2020-09-02 | 〆近代革命の社会力学

十九 オーストリア革命

(5)革命の挫折と革新的ウィーン市政
 オーストリア革命は、皇帝の出国後、ハプスブルグ家の統治の廃止と資産没収を決めたハプスブルグ法の制定をもって、ひとまず共和革命としては一段落した。
 しかし、社会主義政党である社会民主労働者党とカトリック保守のキリスト教社会党の大連立という本来ベクトルが正反対の呉越同舟体制が続く中、共和革命後の方向性については定まらず、暗雲が立ち込めていた。
 前回見たように、革命政権を主導する社会民主労働者党は新生ドイツ(ワイマール共和国)との統合を視野に入れつつ、急進的なレーテを取り込むべく、「社会化」を柱とする革新的な政策を展開しようとしていたが、そのいずれもが壁に直面する。
 ドイツとの統合は連合国の強い反対にあい、1919年9月に署名された連合国との間の講和条約であるサン‐ジェルマン条約において否定され、挫折した。
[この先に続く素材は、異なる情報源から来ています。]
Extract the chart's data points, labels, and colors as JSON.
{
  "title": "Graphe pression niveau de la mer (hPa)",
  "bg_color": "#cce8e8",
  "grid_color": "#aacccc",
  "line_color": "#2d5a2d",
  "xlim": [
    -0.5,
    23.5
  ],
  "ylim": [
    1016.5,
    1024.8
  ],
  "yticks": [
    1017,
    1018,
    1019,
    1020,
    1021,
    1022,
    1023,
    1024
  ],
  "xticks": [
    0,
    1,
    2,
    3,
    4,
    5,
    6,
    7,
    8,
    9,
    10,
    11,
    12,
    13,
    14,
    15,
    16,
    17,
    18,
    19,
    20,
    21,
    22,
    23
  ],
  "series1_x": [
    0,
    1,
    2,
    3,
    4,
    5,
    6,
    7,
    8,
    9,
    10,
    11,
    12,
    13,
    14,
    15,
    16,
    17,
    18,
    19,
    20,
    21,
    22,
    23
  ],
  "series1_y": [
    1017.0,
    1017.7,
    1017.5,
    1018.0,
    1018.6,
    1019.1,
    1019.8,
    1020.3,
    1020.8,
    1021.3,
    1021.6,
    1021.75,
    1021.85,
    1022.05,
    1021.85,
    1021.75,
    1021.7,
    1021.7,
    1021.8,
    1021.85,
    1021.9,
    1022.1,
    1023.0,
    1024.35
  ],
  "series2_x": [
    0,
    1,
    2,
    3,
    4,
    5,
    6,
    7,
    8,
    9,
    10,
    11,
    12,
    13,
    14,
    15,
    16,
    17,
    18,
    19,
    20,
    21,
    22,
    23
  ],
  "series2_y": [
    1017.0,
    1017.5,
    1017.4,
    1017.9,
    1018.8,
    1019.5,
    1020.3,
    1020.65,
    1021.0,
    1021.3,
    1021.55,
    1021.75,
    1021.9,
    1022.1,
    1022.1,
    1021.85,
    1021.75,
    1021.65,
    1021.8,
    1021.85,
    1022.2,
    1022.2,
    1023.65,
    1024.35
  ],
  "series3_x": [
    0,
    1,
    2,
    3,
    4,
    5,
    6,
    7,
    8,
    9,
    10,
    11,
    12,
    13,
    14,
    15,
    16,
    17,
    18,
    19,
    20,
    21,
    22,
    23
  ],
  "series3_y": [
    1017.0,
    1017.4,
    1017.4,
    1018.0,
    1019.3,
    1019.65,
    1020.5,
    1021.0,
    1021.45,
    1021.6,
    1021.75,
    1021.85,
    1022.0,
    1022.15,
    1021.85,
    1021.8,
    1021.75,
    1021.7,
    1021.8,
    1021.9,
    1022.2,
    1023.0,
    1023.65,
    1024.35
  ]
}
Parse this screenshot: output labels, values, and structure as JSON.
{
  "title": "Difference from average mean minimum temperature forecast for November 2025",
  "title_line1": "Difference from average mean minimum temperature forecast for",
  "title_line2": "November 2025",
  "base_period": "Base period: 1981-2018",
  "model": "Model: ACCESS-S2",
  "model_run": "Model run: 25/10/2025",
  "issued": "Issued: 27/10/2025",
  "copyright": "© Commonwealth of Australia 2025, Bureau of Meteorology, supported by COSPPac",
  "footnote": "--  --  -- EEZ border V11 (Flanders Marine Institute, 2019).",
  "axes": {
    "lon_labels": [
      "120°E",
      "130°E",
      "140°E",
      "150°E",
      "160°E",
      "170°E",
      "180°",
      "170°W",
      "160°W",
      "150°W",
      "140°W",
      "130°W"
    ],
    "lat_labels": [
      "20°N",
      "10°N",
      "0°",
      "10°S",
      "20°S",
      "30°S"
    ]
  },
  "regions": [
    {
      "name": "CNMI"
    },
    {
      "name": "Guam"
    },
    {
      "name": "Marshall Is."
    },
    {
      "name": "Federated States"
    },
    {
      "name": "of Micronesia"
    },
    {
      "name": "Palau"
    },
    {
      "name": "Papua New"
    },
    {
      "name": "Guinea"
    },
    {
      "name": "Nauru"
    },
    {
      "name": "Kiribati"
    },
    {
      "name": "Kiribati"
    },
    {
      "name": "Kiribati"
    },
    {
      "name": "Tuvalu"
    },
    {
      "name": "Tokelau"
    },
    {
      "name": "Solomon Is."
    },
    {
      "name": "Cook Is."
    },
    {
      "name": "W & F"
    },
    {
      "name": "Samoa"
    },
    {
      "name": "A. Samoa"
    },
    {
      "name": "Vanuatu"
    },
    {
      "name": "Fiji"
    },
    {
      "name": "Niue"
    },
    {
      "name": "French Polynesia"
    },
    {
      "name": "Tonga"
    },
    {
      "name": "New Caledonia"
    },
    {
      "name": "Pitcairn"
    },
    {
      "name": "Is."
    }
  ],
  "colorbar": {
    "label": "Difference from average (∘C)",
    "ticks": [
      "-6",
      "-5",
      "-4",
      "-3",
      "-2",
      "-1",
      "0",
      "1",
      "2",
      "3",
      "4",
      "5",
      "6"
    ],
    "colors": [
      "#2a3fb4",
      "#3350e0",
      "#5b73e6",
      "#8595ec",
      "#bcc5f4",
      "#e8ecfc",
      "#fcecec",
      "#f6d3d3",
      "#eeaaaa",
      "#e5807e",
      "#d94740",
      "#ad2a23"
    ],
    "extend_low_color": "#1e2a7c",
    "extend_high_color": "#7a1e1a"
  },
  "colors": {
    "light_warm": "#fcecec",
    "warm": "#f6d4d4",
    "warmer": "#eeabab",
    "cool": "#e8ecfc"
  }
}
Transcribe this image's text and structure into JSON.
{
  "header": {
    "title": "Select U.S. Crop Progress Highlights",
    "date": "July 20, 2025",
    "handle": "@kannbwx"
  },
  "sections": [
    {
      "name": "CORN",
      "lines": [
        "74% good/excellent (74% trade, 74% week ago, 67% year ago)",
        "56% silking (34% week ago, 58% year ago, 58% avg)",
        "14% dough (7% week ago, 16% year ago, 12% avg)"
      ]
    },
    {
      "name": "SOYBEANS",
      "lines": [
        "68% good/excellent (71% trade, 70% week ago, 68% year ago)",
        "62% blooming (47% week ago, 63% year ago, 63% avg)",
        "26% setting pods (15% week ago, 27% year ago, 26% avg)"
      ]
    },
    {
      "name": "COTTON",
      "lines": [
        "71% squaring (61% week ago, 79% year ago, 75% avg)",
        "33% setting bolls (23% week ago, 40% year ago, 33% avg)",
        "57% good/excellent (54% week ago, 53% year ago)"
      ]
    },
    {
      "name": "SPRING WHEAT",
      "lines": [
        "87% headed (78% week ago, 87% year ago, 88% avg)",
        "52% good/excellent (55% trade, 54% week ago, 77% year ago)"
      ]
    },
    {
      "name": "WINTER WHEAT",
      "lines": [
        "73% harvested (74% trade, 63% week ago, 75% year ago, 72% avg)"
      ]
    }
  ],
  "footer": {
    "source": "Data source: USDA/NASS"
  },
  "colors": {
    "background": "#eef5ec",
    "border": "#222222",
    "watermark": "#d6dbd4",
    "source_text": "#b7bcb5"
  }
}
これにより、オーストリアは単独の共和国(第一共和国)としての地位が国際法上も確定した。
 他方、民営企業の実質的な国営化を志向する「社会化」政策は、大連立を組むキリスト教社会党や経済界からの反発を受け、労働者の経営参加権を認める経営評議会制度の創設がせいぜいであったが、これすら、形式的なものにすぎなかった。
 こうして内外政策ともに行き詰まりを見せる中、第一共和国の今後を占う試金石となったのが、新憲法公布の直後、1920年10月に行われた最初の正式な国政選挙であった。この選挙で、社労党は3議席の減少ではあったが、「社会化」を懸念する勢力の支持を受けた連立第二党のキリスト教社会党が躍進し、第一党の座を譲り渡すこととなった。
 ここで、連立に残留するか下野するかの選択を迫られた社労党は、レーテからの要請もあり、結局、下野の道を選んだ。これにより、同党が主導してきたオーストリア革命は、一年で挫折することとなった。この後、同党は第二次大戦直後まで、国政においては野党のままであった。
 しかし、首都ウィーンでは、社労党が1934年まで市政を主導し、「赤いウィーン」の異名を取った。ただし、国政で追求されたような「社会化」政策ではなく、公共住宅の整備や医療費無料化、驕奢税などの進歩的な社会経済政策を主要な政策とする革新市政であった。
 この間、社労党が下野した国政のほうは、着実に保守化が進行していった。保守派は「護国軍」なる民兵組織を結成し、社労党や革命派に対する攻撃を強める一方、社労党も対抗上、武装組織として「共和国防衛同盟」を結成したため、両者の武力衝突が頻発した。さらに、隣国ドイツから波及したナチズムが急速に勢力を拡大し、三つ巴の社会騒乱状況となった。
 そうした中、キリスト教社会党のエンゲルベルト・ドルフース首相は1933年、議会を停止し、独裁体制の樹立を目指した。このドルフース体制はイタリアのファシズムを参考にしつつ、社会主義もナチズムも抑圧する中道的独裁を通じて国家の安定を取り戻さんとする疑似ファシズムの性格を持っていた。
 これに対して、1934年2月、社労党と共和国防衛同盟が武装蜂起した。言わば、遅れてきた武装革命となり得る事象であったが、準備不足のため、これは「二月革命」とはならず、革新的ウィーン市政を含め、革命の最終的な墓穴となった。
 この「二月蜂起」は、1000人以上とされる死者を出して鎮圧され、その後、社労党もナチ党もともに禁止された。こうして確立されるかに見えたドルフース独裁体制であるが、同年7月、クーデタ―を企てたオーストリア・ナチス党員によってドルフースが殺害され、あっけなく終幕した。
 これを機に、オーストリアではナチズムが躍進し、1938年にはヒトラーからの圧力により、国民投票という形を取ってオーストリアとドイツの併合が決定され、オーストリアはナチス「第三帝国」の一部となる。
 こうして、強固な革命集団を欠いたため、革命が早期に挫折、保守化する中、ナチズムへと反転、反動化していった経過はドイツとも並行している。